Parodies often delight in pointing out works' contradictions and silly nature. But sometimes, parodies mistakenly spoof a work that's intentionally
contradictory or silly. The spoof writer misses the point of the original, mocking it for entirely intended qualities.
Similarly, parodies often play with original works by throwing in silliness of their own. But the writer may underestimate the original's capacity for incongruous situations, characterization or dialogue, falsely thinking such elements will necessarily parody the source. The result is a silly work but one that duplicates the original rather than mocking it.
For parodies that understand the original's irony and seek to mock the irony itself, see Spoofing Spoofiness
- The second Johnny English film received some criticism for this. The films present themselves as parodies of Bond films -- all of which(with the exception of the Timothy Dalton and Daniel Craig films) are so over-the-top and tongue-in-cheek that the entire genre of "James Bond parody" is completely superfluous.
[[folder:Live Action TV]]
- One of the very last Bob Hope specials on NBC tried to lampoon the 1989 Batman movie, and had Hope done up as Jack Nicholson's Joker. The dialogue had a light, derisive tone that evidently conflicted with the writers' view of serious superheroes and supervillains. Actually, the Joker takes this exact tone (he is named "the Joker" after all) and even volleyed the same sort of insults in the real movie as those the special featured.
- Cirque de Soleil parodies often ignore the fact that the shows are often extremely funny and not simply two hours of posing and pretentiousness.

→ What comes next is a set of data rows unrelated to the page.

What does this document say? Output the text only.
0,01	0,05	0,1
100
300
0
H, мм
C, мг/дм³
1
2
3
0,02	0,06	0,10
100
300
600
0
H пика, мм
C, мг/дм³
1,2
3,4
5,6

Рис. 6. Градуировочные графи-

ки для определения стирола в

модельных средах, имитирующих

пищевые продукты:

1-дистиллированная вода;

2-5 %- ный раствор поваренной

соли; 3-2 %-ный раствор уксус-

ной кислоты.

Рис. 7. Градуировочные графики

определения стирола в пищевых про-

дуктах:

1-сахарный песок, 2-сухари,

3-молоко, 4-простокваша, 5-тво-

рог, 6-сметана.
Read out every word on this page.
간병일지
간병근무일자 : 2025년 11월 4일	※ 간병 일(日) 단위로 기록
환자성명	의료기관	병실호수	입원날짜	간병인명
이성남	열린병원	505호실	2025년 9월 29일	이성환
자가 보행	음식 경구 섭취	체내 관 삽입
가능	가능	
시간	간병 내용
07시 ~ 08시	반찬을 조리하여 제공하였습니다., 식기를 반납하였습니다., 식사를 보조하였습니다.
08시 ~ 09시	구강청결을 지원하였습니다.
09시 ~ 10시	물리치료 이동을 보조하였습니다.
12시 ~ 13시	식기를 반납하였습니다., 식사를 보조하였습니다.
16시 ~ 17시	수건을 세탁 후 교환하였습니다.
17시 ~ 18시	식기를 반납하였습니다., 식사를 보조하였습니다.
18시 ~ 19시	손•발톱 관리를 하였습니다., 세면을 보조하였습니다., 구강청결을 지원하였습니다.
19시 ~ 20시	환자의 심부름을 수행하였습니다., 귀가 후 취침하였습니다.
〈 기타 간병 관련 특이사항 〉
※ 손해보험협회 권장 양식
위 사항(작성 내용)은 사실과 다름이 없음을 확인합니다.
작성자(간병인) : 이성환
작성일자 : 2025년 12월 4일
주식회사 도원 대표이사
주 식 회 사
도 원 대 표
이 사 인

- A particular problem with British comedy shows in The Eighties was impressionists "doing" people like "Dame Edna Everage", "Frank Spencer" and "Inspector Clouseau", completely ignoring the fact that these were already comedy caricatures created by Barry Humphries, Michael Crawford and Peter Sellers respectively, leaving absolutely nothing left to parody.
- The Office both parodies and invokes this trope; David Brent, the manager, fancies himself a genius comedian, but the very fact that his 'act' is basically limited to riffing on these kind of characters is a pretty clue that ultimately he's got nothing.
- Andrea Martin of SCTV once remarked that the only show they couldn't satirize was Laverne And Shirley, because they couldn't come up with any situation that was more ridiculous than what the show already did.
- Parodies of the Energizer Bunny, which tend to forget that one of the Bunny's original gimmicks was interrupting absurd parody commercials. That they all make the same joke (stretching the "it keeps going and going" line until it becomes annoying) doesn't help.
- MAD Tv did a parody music of Jewel's Intuition video and 0304 pop album, labeling her a pop sellout... except that video and album were satire of the then current teen pop trend. The Intuition original video featured such mockery as texts reading "Jewel's voice sounds much better now that she's dancing" and a pyrotechnics performance that ended with the fire department's arrival.
- Pretty much all the stuff that's played for laughs (like stupid guards and rescuing hostages on the toilet) in Mesal Gear Solid, the Metal Gear parody in Ape Escape 3, is stuff that was played for laughs (or at least played non-seriously) in the actual series. The ending line of the PAL version ("I go wherever the wind takes me. So long as war never ends, I will always have a place in this world.") would not sound remotely out of place in the actual games - the canon is already so deliberately over-the-top that it's pretty much impossible to parody.
- The old cartoon Batfink is basically a spoof of... the silly Adam West Batman show. Which was a spoof of superheroes to begin with.